About


Julie Tanner Counsellor Psychotherapist

I won't just listen to your current struggles kindly, compassionately and with understanding. I will bring you a trained, professional and objective eye to help you make real and lasting change in your life - so that you feel fulfilled.

Therapy that works

I mainly use an amazing kind of therapy known as Acceptance and Commitment therapy (ACT). ACT is one of the world’s fastest growing therapies with huge amounts of gold standard scientific evidence. I received my training from Dr Russ Harris.

You may have heard of mindfulness - and this is an important part of my offer to you. It is not meditation, sitting with crossed legs or chanting, but a range of techniques proven to help tame a busy mind prone to anxiety, stress and depression - and to make your mind work for you rather than against you.

I will always have time to talk about your problems, past and present - but I will also encourage you to keep your focus firmly on the doing of things that will be helpful for your present and future.

About me

I started my path in counselling and therapy as a psychology student at Cambridge University from where I graduated back in 1993. Coming from a relatively humble background my experience amongst some of the world’s most privileged people gave me a rich learning experience and put me on a huge learning curve - which I perhaps wasn’t quite ready for at the time! I look back fondly on these years, and still have precious friends from back then, but also recall the huge and painful pressures I faced as a young person trying to make their way in the world.

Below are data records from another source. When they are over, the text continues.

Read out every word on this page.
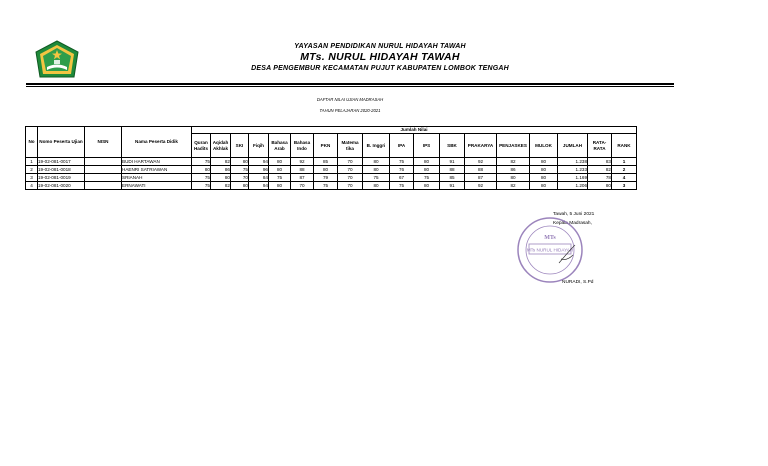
YAYASAN PENDIDIKAN NURUL HIDAYAH TAWAH
MTs. NURUL HIDAYAH TAWAH
DESA PENGEMBUR KECAMATAN PUJUT KABUPATEN LOMBOK TENGAH
DAFTAR NILAI UJIAN MADRASAH
TAHUN PELAJARAN 2020-2021
No	Nomo Peserta Ujian	NISN	Nama Peserta Didik	Jumlah Nilai																	
				Quran Hadits	Aqidah Akhlak	SKI	Fiqih	Bahasa Arab	Bahasa Indo	PKN	Matema tika	B. Inggri	IPA	IPS	SBK	PRAKARYA	PENJASKES	MULOK	JUMLAH	RATA-RATA	RANK
1	19-02-081-0017		BUDI HARTAWAN	75	82	80	94	80	92	85	70	80	75	80	91	92	82	80	1.238	83	1
2	19-02-081-0018		HAENRI SATRIAWAN	80	86	75	96	80	88	80	70	80	76	80	88	88	86	80	1.233	82	2
3	19-02-081-0019		SRIANAH	75	80	70	84	75	87	79	70	75	67	75	85	87	80	80	1.169	78	4
4	19-02-081-0020		ERNAWATI	75	82	80	94	80	70	75	70	80	75	80	91	92	82	80	1.206	80	3
Tawah, 5 Juni 2021
Kepala Madrasah,
MTs
MTs NURUL HIDAYAH
NURADI, S.Pd
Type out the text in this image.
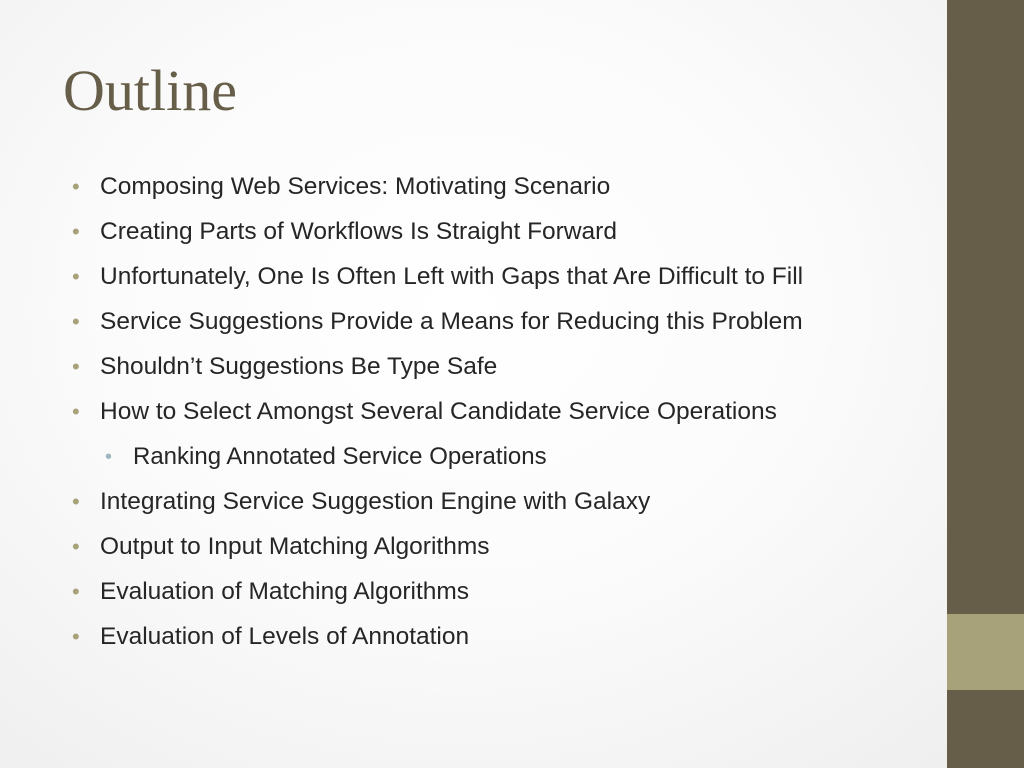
Outline
• Composing Web Services: Motivating Scenario
• Creating Parts of Workflows Is Straight Forward
• Unfortunately, One Is Often Left with Gaps that Are Difficult to Fill
• Service Suggestions Provide a Means for Reducing this Problem
• Shouldn’t Suggestions Be Type Safe
• How to Select Amongst Several Candidate Service Operations
• Ranking Annotated Service Operations
• Integrating Service Suggestion Engine with Galaxy
• Output to Input Matching Algorithms
• Evaluation of Matching Algorithms
• Evaluation of Levels of Annotation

While my heart lay in counselling and helping others, I wasn’t ready or in the right place to go down this path and got sucked into the London corporate career world in marketing communications – about the closest I could get to psychology and understanding minds in the business place! My years in large organisations were invaluable in giving me direct insight to the many forms of stress and anxiety in the workplace including bullying, discrimination, stress, handling difficult managers and colleagues and burn out. I certainly had my highs and many happy and fulfilling experiences during these corporate years - but I more generally experienced a significant degree of dissatisfaction in life including stress, anxiety and unhappiness  - and I also witnessed this daily amongst my colleagues. Maybe, like me, they felt their life lacked a sense of meaning and purpose.

I expected things to get better when I married, started a family and downsized my career to one which fitted better round my new priority – my family. I tried all kinds of combinations: full time mom, part-time work, full-time work. Yet I still experienced probably even higher levels of unhappiness and somehow still lacked a sense of meaning and purpose.

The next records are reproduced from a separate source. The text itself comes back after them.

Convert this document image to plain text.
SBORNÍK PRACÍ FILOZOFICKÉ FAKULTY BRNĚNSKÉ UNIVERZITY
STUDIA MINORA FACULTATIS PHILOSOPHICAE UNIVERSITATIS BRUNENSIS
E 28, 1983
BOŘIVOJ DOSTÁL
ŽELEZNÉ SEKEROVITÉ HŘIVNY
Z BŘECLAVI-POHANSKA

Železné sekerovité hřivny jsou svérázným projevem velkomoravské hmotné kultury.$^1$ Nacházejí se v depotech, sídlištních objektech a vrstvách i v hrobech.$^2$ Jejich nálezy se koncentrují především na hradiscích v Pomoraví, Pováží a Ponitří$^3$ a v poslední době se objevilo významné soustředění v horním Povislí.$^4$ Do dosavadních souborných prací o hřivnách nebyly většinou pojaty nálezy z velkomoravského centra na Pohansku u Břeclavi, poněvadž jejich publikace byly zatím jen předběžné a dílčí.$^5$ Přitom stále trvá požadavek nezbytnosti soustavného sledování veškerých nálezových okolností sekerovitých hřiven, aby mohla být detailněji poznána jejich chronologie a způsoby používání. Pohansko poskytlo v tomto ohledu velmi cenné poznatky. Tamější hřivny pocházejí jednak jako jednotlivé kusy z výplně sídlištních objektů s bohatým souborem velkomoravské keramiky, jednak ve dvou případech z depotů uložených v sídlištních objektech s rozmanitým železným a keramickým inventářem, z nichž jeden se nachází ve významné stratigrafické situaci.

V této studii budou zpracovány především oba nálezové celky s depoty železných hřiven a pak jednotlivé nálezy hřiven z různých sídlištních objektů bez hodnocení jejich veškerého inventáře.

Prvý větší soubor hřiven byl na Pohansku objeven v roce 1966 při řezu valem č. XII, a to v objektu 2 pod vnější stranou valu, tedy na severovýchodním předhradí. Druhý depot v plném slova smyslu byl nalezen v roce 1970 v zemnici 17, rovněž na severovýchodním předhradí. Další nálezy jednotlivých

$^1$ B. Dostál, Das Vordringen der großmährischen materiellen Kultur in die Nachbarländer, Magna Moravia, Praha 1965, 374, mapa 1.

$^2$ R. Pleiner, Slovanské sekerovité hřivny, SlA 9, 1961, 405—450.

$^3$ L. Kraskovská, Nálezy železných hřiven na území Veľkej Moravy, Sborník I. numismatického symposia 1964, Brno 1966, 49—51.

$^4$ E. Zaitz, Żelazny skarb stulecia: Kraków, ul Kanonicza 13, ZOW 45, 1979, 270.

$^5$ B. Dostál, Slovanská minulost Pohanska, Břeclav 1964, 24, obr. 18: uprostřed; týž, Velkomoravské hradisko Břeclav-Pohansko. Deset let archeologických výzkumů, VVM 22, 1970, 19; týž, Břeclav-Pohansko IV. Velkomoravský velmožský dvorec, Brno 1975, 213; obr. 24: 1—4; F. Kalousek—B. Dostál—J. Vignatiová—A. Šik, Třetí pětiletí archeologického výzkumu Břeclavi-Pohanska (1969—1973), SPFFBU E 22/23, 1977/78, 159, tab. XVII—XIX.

A big part of me just couldn’t understand why I felt this way – and I felt extremely guilt and ashamed that even though I had so much, I still felt depressed and unfulfilled. I had achieved all the goals that society said would make me feel happy. But it wasn’t working. And I really wanted to know why. Explanations offered to me by my GP, my therapist and my friends always seemed over-simplistic: that it was all due to an unhappy childhood or negative thinking or a chemical imbalance in my brain. These ‘answers’ didn’t fit.

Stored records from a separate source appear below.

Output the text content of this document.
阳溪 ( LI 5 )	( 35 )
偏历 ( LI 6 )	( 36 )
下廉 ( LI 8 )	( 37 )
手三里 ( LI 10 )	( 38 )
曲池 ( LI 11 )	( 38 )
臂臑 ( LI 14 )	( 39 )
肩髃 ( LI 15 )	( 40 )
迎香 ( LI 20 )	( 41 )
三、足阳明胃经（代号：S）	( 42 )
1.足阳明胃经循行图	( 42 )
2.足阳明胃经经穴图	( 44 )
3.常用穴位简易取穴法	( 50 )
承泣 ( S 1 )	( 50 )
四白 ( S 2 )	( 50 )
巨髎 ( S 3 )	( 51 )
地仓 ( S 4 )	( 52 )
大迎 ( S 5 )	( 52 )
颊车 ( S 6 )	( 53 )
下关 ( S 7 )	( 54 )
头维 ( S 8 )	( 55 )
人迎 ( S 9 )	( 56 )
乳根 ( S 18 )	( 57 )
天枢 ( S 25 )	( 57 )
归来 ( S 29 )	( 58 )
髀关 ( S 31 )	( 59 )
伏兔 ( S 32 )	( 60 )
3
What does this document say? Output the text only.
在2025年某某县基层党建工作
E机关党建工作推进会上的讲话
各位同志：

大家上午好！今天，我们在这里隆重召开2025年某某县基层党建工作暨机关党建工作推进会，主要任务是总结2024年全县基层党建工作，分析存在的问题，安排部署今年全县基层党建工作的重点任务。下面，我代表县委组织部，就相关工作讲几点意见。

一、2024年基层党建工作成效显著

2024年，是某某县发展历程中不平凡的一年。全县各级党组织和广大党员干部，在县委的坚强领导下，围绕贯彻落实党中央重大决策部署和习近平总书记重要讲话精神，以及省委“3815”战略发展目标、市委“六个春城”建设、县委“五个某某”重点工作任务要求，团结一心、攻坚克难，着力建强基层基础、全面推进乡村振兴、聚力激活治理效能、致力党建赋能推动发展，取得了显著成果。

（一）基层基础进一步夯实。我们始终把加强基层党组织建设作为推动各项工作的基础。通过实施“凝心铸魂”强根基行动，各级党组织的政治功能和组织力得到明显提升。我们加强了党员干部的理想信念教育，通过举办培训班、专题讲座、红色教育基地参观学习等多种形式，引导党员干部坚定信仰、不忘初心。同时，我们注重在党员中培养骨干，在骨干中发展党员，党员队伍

So I started my own personal journey to find out what might make me happy - properly and genuinely and in a way which would last and not be dependent on other people or material things. I have been down a lot of blind alleys and dead ends. But eventually, it led me to ACT – Acceptance and Commitment Therapy. As soon as I encountered this approach to therapy – and I know it's a cliché – everything started to make sense and fall into place. All of my other counselling qualifications and knowledge fitted so neatly into it, but I found ACT to be bigger and more exciting. It has had a wonderful and huge impact on my life. Almost instantly, I sensed purpose and meaning which had been missing for so long. Perhaps most crucially I learned - or, more accurately, continue to learn – how to deal with painful thoughts and feelings. I have built a stronger connection with myself and others, and now experience that sense of warmth and belonging I had been searching for so unsuccessfully for so long.

This marked a big change for me and gave me the confidence and commitment to start my own counselling and therapy enterprise: On With My Life.

 

My qualifications and experience

I received my counselling training at Keele University and hold a Post Graduate Diploma in Counselling Psychology – which is accredited by the British Association of Counselling and Psychotherapy (BACP). I am also a Registered Member of BACP.

My counselling experience is broad and I have counselled in a variety of settings including the NHS as a staff counsellor, a large hospice with those experiencing grief and bereavement, a sexual violence and abuse service and as an alcohol / substance misuse counsellor.